Bagi Indosat, startup di Indonesia masih tergolong sangat muda, namun potensinya sangat menjanjikan. Terbukti dengan tren bertumbuhnya inkubator, akselerator dan kepentingan yang lebih besar dari korporasi untuk menggarap sektor ini. Startup juga dinilai telah banyak memulai memecahkan berbagai isu lokal, seperti dicontohkan terkait dengan logistik dan transportasi yang kini mulai disentuh oleh Go-Jek dan GrabTaxi.
“Ada perkembangan menarik yang telah kita lihat secara global. Di Indonesia dan khususnya Jakarta sedang gencar pemupukan pengusaha muda, banyak yang berubah, sekarang kita lihat banyak lulusan luar negeri dari Indonesia kini lebih cerah melihat masa depan karier di rumahnya sendiri. Dari sisi pemerintah juga terlihat begitu bersemangat mempelajari lebih lanjut tentang kekuatan online (termasuk e-commerce) dan bagaimana hal tersebut mendorong perekonomian. Proses pendidikan ini adalah bagian paling penting dari pengembangan ekosistem di sini,” ujar Prashant berkomentar tentang pertumbuhan potensi startup di Indonesia.

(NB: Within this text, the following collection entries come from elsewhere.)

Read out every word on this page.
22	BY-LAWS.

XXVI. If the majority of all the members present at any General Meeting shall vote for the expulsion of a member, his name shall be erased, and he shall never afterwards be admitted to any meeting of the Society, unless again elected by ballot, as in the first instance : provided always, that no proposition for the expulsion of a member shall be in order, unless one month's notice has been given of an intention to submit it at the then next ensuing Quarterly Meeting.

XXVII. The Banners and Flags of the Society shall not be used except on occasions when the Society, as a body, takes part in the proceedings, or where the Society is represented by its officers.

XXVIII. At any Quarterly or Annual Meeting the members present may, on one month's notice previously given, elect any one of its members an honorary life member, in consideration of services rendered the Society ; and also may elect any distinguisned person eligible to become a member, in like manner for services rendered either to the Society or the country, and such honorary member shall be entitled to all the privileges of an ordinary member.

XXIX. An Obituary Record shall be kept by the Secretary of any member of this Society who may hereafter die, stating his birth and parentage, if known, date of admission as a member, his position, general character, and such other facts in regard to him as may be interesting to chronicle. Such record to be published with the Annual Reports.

Indosat sendiri memiliki Ideabox, sebuah inkubator bisnis yang didukung oleh Indosat bekerja sama dengan Mountain Partners AG (di Indonesai dipegang oleh Mountain Kejora Ventures) dan Ooredoo Group. Berbeda dengan misi SB-ISAT Fund, Ideabox fokus pada investasi untuk startup di tahap awal yang berkaitan dengan telekomunikasi, media dan sektor teknologi. Namun upaya SB-ISAT Fund ini dikatakan telah mengkalibrasi pengalaman Softbank di Tiongkok, Amerika Serikat, dan India terkait dengan potensi startup yang akan didanai.
“Kami berharap pendanaan tersebut bisa lebih bersabar dan selektif untuk digelontorkan di sebuah bisnis. Membangun sebuah bisnis membutuhkan banyak komponen penting yang memakan proses. Kami belajar bagaimana industri telekomunikasi direkonstruksi dalam menghadapi teknologi baru yang bermunculan,” pungkas Prashant.